Methodology

The EpiChildCan project capitalizes on a network of international consortia in which the Epigenomics and Mechanisms Branch (EGM) has a lead or key role. These include the International Childhood Cancer Cohort Consortium (I4C), Project on Origins and Causes of Pediatric Cancers (PEDIAC), Childhood Cancer and Leukemia International Consortium (CLIC), Pregnancy And Childhood Epigenetics (PACE), and EXPOsOMICS. I4C provides a unique resource with the largest platform of prospective data and biospecimens (obtained before childhood cancer develops) from different cohorts across the globe (and for which IARC serves as the International Biospecimen Coordinating Centre).

One powerful tool that EGM invested in is neonatal blood spots, which are collected in many countries and can be linked to national cancer registries when available, hence yielding a large number of biospecimens obtained before childhood cancer develops. Accordingly, EGM has recently accessed neonatal blood spot data from the California Childhood Leukemia Study (USA), which is part of the retrospectively designed CLIC, and identified epigenetic precursors of childhood cancer that were comparable with those observed in neonatal blood from I4C (ongoing). EGM is expanding this approach to include neonatal blood spots linked to cancer registries in Australia, Brazil, France, Denmark, and Norway, as well as some low- and middle-income countries, and geographical representation of South America, Africa, and Asia, all of which are underrepresented in I4C and CLIC and are needed to increase the statistical power, ethnic diversity, and robustness of the findings.

These unique resources will be combined with cutting-edge methodologies for genome-wide profiling of epigenetic alterations and robust bioinformatics/biostatistics pipelines that have been established by EGM.

This study should improve our knowledge of the etiology of childhood cancer and identify both novel biomarkers and clues to causation, thus providing an evidence base for cancer prevention.
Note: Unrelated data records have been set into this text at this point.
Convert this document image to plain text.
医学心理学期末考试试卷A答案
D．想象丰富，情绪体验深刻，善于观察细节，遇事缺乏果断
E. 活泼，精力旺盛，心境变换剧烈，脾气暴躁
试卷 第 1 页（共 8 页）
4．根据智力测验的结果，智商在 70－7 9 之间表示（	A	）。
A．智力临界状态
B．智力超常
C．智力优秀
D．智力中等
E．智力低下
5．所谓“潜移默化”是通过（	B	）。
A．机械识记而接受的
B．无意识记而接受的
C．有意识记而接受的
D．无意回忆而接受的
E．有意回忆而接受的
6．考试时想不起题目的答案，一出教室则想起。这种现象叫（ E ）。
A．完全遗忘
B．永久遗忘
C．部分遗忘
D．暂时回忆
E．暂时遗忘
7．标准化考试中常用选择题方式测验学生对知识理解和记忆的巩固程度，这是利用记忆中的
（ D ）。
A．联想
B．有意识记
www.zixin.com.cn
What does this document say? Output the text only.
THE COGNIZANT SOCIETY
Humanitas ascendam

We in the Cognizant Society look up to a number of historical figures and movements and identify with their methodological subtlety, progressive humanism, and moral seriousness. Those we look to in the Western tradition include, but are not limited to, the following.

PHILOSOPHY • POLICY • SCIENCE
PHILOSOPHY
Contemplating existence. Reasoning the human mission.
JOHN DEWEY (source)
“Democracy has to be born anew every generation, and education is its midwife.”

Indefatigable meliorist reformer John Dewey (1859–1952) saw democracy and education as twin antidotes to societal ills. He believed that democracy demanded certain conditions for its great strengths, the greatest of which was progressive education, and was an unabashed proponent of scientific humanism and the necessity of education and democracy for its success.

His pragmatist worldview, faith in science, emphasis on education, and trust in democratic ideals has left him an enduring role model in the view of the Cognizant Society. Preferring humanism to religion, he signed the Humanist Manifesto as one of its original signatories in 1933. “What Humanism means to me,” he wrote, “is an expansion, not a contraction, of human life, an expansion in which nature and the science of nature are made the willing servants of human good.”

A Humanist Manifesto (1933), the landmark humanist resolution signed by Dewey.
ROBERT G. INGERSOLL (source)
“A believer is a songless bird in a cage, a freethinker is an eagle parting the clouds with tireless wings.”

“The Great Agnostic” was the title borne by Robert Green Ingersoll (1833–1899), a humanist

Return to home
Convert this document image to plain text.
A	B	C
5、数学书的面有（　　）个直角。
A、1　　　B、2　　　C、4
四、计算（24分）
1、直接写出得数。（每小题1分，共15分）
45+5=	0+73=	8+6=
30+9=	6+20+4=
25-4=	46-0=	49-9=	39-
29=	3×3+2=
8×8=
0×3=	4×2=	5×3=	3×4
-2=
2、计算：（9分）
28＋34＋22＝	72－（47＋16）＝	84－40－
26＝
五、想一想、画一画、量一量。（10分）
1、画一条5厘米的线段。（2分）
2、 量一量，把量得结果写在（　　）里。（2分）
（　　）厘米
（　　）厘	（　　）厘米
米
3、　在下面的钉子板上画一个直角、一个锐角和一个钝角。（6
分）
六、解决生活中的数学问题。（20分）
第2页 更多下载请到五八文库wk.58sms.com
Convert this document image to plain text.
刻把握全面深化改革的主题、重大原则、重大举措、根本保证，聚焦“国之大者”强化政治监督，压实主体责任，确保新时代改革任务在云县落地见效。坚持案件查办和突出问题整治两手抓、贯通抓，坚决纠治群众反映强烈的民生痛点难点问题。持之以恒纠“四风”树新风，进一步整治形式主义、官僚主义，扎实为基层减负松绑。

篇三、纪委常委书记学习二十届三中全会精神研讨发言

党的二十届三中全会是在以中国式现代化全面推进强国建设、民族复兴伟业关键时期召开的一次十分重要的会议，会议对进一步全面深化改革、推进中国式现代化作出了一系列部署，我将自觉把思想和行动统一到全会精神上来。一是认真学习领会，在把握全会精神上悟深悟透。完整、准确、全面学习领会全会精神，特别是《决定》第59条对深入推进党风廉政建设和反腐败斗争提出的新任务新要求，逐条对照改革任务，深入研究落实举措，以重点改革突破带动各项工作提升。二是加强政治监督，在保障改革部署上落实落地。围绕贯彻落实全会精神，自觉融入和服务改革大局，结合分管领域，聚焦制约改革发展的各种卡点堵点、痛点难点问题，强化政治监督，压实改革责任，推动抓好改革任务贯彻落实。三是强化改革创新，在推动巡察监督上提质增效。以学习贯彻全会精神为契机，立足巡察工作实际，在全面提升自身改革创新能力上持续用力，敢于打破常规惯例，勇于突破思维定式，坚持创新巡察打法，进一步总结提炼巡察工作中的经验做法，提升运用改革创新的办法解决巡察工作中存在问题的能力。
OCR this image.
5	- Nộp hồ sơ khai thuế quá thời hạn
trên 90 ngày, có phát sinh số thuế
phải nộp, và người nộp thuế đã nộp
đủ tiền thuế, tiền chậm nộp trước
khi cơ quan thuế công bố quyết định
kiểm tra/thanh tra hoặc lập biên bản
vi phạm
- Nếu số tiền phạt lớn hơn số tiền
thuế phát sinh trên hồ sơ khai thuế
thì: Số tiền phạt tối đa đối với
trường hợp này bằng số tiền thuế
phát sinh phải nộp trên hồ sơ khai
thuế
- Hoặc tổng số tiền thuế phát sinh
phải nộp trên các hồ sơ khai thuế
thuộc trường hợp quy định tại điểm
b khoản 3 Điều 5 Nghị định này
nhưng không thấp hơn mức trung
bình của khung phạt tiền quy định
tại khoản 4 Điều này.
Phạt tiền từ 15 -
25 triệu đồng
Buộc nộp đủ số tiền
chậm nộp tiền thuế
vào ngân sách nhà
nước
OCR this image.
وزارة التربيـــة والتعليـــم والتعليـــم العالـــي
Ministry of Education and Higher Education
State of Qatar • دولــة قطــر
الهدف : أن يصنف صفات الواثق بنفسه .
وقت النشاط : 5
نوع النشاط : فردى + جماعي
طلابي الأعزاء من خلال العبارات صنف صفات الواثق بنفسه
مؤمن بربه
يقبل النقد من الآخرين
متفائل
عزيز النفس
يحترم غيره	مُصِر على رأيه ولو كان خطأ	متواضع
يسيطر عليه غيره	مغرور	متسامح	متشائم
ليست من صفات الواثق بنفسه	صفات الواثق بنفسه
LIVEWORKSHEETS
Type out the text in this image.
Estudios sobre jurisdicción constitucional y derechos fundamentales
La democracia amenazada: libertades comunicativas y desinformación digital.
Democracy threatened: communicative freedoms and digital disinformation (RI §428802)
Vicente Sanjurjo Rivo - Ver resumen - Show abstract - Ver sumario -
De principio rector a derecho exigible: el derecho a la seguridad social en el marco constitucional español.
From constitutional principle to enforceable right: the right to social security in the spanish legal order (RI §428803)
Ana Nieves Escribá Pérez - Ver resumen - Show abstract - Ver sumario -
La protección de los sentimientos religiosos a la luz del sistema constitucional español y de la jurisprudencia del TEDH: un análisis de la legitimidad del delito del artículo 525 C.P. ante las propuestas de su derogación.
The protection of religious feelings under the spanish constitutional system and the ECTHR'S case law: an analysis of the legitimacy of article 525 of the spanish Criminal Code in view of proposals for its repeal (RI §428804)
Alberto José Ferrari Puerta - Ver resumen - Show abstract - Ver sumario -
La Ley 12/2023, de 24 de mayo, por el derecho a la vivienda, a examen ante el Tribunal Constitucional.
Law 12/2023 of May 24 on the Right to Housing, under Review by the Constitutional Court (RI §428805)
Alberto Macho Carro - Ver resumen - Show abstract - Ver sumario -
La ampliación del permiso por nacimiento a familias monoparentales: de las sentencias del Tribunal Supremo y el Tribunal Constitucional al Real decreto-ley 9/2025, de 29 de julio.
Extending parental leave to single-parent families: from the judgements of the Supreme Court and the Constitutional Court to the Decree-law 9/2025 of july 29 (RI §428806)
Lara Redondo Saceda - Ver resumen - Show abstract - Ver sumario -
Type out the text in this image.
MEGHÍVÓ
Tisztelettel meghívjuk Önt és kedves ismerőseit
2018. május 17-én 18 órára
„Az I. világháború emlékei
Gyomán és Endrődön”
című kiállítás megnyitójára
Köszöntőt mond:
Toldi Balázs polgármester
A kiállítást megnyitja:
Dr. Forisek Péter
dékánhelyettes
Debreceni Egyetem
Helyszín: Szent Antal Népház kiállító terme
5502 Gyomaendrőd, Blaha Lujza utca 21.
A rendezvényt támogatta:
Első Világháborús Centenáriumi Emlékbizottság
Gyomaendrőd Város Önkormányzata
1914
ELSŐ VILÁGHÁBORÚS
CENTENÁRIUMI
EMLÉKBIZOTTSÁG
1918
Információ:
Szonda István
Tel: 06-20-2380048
This study also contributes to a larger international initiative aimed at characterizing the fetal exposome using -omics technologies (including metabolomics, infectomics, transcriptomics, genomics, and methylomics) profiled on surrogate (neonatal blood) and target cancer tissues in children. The ability to monitor exposure to cancer-promoting factors and to screen for early changes that suggest increased cancer risk will have an important impact on the design and follow-up of preventive measures, consistent with IARC’s global objective of reducing the cancer burden by enhancing prevention and early intervention. Research on childhood cancer was recognized as an IARC priority at the Scientific Council meeting in January 2019 and as a priority by the World Health Organization (WHO), which recently launched, in collaboration with St. Jude Children’s Research Network, the first Global Initiative for Childhood Cancer.